On 2007-12-29 07:05, Iljitsch van Beijnum wrote:
On 28 dec 2007, at 15:43, marcelo bagnulo braun wrote:
I don't think reusing parts from shim6 makes a lot of sense for
authentication. There are already several datagram based
authentication mechanisms, and they can get quite complex. If a
host needs to authenticate towards a NAT-PT translator, it would
be much simpler to set up a TLS-protected TCP session and then
do simple user/password authentication.
i think this depends on the application scenario that the
mechanism is designed to work on. Having TLS + user/password may
be ok for some scenarios, but you need to provision the tls certs
and the user and password, which may be ok for some application
cases and not so ok for others. So i would suggest we first
figure out which is the application scenario where the mechanisms
is supposed to work on, then we figure out the threats and then
try to work on security tools for that
I'm assuming a relatively simple model where users have their
packets translate by a NAT-PT translator that is outside their own
network or their ISP's network.
s/is/may be/ ?
Since it would obviously be problematic to accept and translate
packets from the entire internet, we need some simple authentication.

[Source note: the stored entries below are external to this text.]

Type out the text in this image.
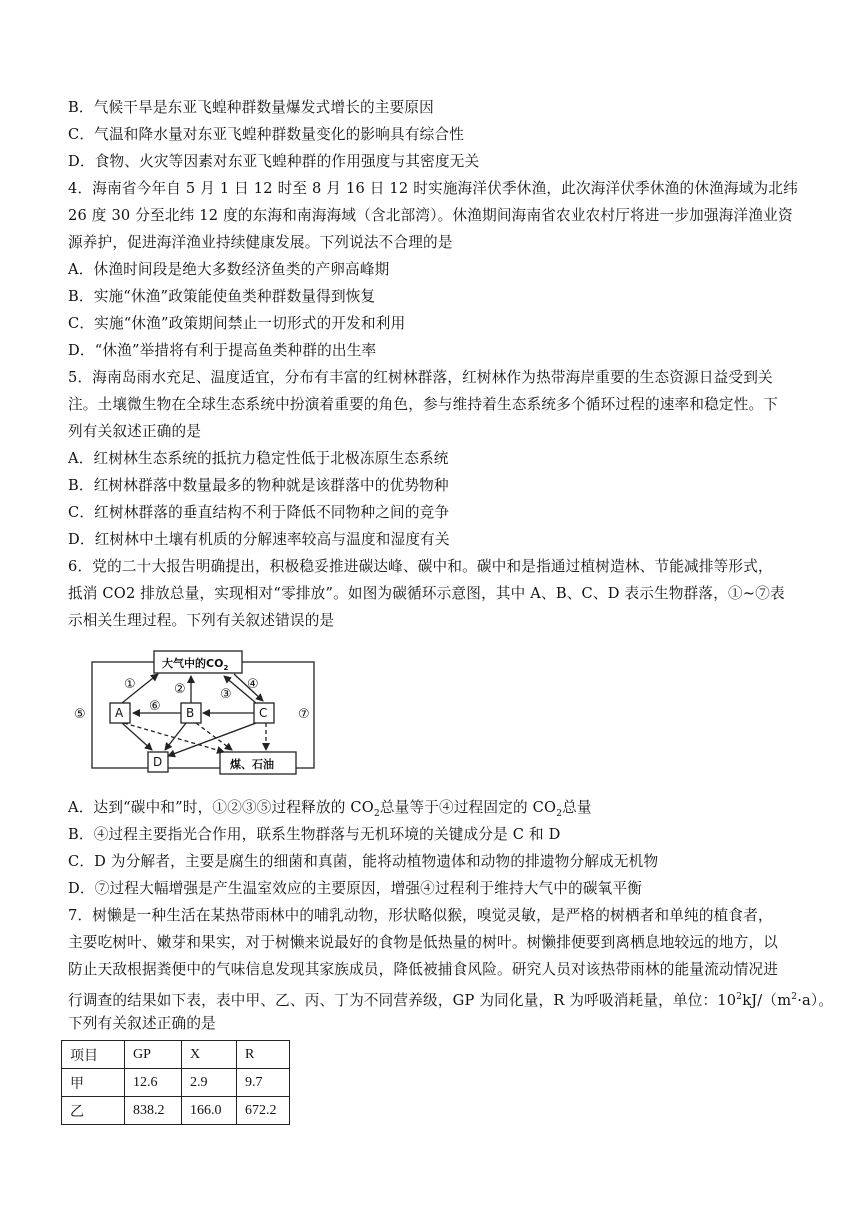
B．气候干旱是东亚飞蝗种群数量爆发式增长的主要原因
C．气温和降水量对东亚飞蝗种群数量变化的影响具有综合性
D．食物、火灾等因素对东亚飞蝗种群的作用强度与其密度无关
4．海南省今年自 5 月 1 日 12 时至 8 月 16 日 12 时实施海洋伏季休渔，此次海洋伏季休渔的休渔海域为北纬
26 度 30 分至北纬 12 度的东海和南海海域（含北部湾）。休渔期间海南省农业农村厅将进一步加强海洋渔业资
源养护，促进海洋渔业持续健康发展。下列说法不合理的是
A．休渔时间段是绝大多数经济鱼类的产卵高峰期
B．实施“休渔”政策能使鱼类种群数量得到恢复
C．实施“休渔”政策期间禁止一切形式的开发和利用
D．“休渔”举措将有利于提高鱼类种群的出生率
5．海南岛雨水充足、温度适宜，分布有丰富的红树林群落，红树林作为热带海岸重要的生态资源日益受到关
注。土壤微生物在全球生态系统中扮演着重要的角色，参与维持着生态系统多个循环过程的速率和稳定性。下
列有关叙述正确的是
A．红树林生态系统的抵抗力稳定性低于北极冻原生态系统
B．红树林群落中数量最多的物种就是该群落中的优势物种
C．红树林群落的垂直结构不利于降低不同物种之间的竞争
D．红树林中土壤有机质的分解速率较高与温度和湿度有关
6．党的二十大报告明确提出，积极稳妥推进碳达峰、碳中和。碳中和是指通过植树造林、节能减排等形式，
抵消 CO2 排放总量，实现相对“零排放”。如图为碳循环示意图，其中 A、B、C、D 表示生物群落，①~⑦表
示相关生理过程。下列有关叙述错误的是
大气中的$CO_2$
A	B	C
D	煤、石油
①	②	③
④
⑤
⑥
⑦
A．达到“碳中和”时，①②③⑤过程释放的 $CO_2$总量等于④过程固定的 $CO_2$总量
B．④过程主要指光合作用，联系生物群落与无机环境的关键成分是 C 和 D
C．D 为分解者，主要是腐生的细菌和真菌，能将动植物遗体和动物的排遗物分解成无机物
D．⑦过程大幅增强是产生温室效应的主要原因，增强④过程利于维持大气中的碳氧平衡
7．树懒是一种生活在某热带雨林中的哺乳动物，形状略似猴，嗅觉灵敏，是严格的树栖者和单纯的植食者，
主要吃树叶、嫩芽和果实，对于树懒来说最好的食物是低热量的树叶。树懒排便要到离栖息地较远的地方，以
防止天敌根据粪便中的气味信息发现其家族成员，降低被捕食风险。研究人员对该热带雨林的能量流动情况进
行调查的结果如下表，表中甲、乙、丙、丁为不同营养级，GP 为同化量，R 为呼吸消耗量，单位：$10^2kJ/(m^2\cdot a)$。
下列有关叙述正确的是
项目	GP	X	R
甲	12.6	2.9	9.7
乙	838.2	166.0	672.2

This would be very similar to IMAP or POP authentication in the
presence of TLS: the TLS itself isn't part of the authentication
but is only used to make sure that the password travels over the
network encrypted. In theory certificates could be a complication,
but in practice, all hosts that come with a web browser already
have a bunch of root certificates so this isn't much of an issue.
I don't think we need strong security as in IPsec for the data
packets, but if someone else knows a reason why we do, I'm listening.